Dois excelentes advogados cariocas publicaram artigos, na semana passada, comentando a publicação na imprensa de diálogos obtidos, confessadamente, através de um grampo telefônico, que revelou embates entre acionistas de uma empresa privada. Sérgio Bermudes, notável jurista da nova geração, sustentou que a publicação foi legítima, apesar de reconhecer que o grampo constitui uma "prática odiosa", "monstruosidade que mantém as pessoas em sobressalto". Mas, para ele, ninguém pode evitar a imprensa de divulgar o conteúdo de escutas ilegais, porque a Constituição "repele qualquer decisão judicial, liminar ou definitiva, que pretendesse impedir uma publicação jornalística". Citou os parágrafos 1º e 2º, do artigo 220: "Nenhuma lei conterá dispositivo que possa constituir embaraço à plena liberdade de informação jornalística, em qualquer veículo de comunicação social, observado o disposto no artigo 5º, IV, V, XIII e XIV" e "É vedada toda e qualquer censura de natureza política, ideológica e artística". Em sentido contrário, Sérgio Mazzillo, um vitorioso nas lides forenses, afirmou que o artigo 220 da Constituição é restrito, facultando apenas liberdade de informação, conceito que é diferente de liberdade de imprensa e não autoriza a divulgação do conteúdo de fitas criminosas em respeito ao direito à intimidade e à vida privada dos cidadãos. Como se vê, a divergência entre Bermudes e Mazzillo situa-se na delimitação da amplitude da liberdade de informação até a fronteira da intimidade.
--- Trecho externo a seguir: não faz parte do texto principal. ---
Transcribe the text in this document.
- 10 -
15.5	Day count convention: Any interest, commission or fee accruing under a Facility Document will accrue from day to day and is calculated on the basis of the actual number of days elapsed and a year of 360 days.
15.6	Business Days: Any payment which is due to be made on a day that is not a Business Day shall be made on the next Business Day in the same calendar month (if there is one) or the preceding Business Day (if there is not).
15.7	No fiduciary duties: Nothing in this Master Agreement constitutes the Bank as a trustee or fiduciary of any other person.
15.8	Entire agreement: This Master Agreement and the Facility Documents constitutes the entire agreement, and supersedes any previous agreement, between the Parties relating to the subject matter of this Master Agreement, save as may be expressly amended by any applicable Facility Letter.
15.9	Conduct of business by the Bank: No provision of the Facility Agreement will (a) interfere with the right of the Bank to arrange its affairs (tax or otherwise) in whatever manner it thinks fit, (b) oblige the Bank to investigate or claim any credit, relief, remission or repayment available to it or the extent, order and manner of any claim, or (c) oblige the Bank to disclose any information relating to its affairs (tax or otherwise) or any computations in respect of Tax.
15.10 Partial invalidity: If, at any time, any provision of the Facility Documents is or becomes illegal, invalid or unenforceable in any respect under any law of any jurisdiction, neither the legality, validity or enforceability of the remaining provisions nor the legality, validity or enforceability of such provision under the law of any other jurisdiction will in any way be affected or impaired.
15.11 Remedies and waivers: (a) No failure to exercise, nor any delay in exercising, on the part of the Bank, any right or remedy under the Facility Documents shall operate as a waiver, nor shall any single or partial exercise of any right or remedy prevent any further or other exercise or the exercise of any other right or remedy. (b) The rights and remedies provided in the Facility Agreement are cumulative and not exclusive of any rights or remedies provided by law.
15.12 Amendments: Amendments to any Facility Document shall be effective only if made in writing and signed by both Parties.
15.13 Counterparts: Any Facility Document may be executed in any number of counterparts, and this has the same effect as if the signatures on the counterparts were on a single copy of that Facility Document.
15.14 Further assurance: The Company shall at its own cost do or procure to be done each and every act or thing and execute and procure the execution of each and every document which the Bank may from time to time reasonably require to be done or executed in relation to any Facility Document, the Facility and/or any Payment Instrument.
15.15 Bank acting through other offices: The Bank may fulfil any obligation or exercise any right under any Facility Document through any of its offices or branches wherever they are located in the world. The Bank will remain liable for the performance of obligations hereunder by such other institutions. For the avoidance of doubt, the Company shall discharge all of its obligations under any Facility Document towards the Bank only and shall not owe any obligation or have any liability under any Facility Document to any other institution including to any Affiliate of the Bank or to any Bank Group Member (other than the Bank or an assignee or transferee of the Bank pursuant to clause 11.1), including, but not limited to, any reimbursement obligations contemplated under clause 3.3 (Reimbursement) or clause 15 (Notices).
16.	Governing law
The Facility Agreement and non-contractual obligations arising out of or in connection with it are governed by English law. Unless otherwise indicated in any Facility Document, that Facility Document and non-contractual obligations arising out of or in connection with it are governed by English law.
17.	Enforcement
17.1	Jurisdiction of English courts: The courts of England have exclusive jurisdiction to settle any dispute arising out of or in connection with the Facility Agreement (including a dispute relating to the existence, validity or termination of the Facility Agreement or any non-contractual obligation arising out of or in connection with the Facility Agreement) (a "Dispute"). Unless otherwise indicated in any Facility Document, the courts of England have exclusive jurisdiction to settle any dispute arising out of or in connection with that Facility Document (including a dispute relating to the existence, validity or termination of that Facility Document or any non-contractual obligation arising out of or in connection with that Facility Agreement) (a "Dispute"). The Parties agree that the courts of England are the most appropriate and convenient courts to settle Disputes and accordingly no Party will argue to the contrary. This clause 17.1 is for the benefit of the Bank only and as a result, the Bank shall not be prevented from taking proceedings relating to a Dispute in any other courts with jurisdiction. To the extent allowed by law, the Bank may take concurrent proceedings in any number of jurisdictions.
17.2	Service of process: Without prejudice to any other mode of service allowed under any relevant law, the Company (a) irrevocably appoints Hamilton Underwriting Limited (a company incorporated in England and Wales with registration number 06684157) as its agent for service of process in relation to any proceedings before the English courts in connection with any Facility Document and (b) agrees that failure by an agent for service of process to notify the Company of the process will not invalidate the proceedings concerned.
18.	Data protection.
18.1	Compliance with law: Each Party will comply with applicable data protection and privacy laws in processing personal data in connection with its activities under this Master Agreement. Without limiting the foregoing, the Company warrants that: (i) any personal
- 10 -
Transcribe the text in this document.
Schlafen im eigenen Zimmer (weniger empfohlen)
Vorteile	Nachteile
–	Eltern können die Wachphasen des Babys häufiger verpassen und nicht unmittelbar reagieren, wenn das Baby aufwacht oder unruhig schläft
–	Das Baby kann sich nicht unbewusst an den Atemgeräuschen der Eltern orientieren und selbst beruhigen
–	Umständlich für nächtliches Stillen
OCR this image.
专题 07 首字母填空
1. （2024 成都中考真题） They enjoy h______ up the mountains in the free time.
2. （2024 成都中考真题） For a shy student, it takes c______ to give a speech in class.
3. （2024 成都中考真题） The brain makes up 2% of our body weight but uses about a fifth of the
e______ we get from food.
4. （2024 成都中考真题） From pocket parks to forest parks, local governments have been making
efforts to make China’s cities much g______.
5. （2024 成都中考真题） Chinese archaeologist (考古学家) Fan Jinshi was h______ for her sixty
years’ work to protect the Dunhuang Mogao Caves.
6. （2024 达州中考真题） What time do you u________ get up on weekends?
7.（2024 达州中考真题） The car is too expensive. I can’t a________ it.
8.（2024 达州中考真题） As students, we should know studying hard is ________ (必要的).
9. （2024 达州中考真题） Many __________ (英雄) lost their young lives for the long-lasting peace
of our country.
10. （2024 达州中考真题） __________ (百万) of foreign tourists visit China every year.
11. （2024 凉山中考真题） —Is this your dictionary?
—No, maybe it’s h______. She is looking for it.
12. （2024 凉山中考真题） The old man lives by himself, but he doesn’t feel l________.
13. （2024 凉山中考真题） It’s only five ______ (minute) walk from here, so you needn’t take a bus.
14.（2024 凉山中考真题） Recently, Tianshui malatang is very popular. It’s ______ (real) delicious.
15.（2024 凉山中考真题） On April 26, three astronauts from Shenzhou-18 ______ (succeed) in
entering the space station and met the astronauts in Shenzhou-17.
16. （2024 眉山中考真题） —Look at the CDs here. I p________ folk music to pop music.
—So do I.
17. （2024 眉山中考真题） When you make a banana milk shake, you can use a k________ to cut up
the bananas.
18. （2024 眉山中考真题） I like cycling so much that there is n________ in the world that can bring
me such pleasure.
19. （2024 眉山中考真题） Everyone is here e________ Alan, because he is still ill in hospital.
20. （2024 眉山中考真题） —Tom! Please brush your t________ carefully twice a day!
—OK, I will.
Para ajudar os leitores na conclusão a que certamente querem chegar, ouso meter minha colher nesta controvérsia, para tentar mostrar como se chegou ao atual jornalismo-denúncia, valendo-me da minha experiência de jornalista, adquirida na época em que a imprensa brasileira começou a questionar a técnica de informação que vinha adotando, ante a concorrência que passou a sofrer da então estreante televisão. Isto aconteceu no final da década de 60, quando o modelo de redação vinha expresso no lead, palavra de origem inglesa, que significa "o principal". Os repórteres e redatores eram instados por seus chefes a redigir as notícias com um primeiro parágrafo, de cerca de cinco linhas, expondo apenas o fato, sem qualquer comentário ou adjetivação. No texto só cabia o "que, quem, quando e onde". O porquê ficava em segundo plano, no restante da matéria, que nem sempre era publicado, por questões de espaço.
Quando esta regra já estava absolutamente consolidada e praticada em quase todos os jornais, começaram a chegar à casa dos leitores, na hora do jantar, os noticiários da televisão, na época ricos em textos e pobres de imagens. A mesma notícia da TV, repetida no jornal do dia seguinte, estava irremediavelmente velha. Na tentativa de reverter aquela situação, que fazia cair assustadoramente o número de exemplares vendidos em banca, muitas pesquisas e seminários foram realizados, até que se aprovou a técnica da "superinformação", que consistia na obrigação de os repórteres e redatores produzirem textos mais detalhados sobre o fato, indo muito além do que a televisão poderia contar. O porquê ganhou relevo e surgiram as primeiras matérias assinadas, fora da página de opinião. Instituiu-se o repórter especializado no Itamarati, no Ministério da Fazenda, no Senado, na Câmara, na Economia, no Foro, etc., cada qual contando com um amplo espectro de informantes cativos, que se dispunham a acrescentar um algo mais no fato jornalístico - poder esse de que as televisões ainda não dispunham.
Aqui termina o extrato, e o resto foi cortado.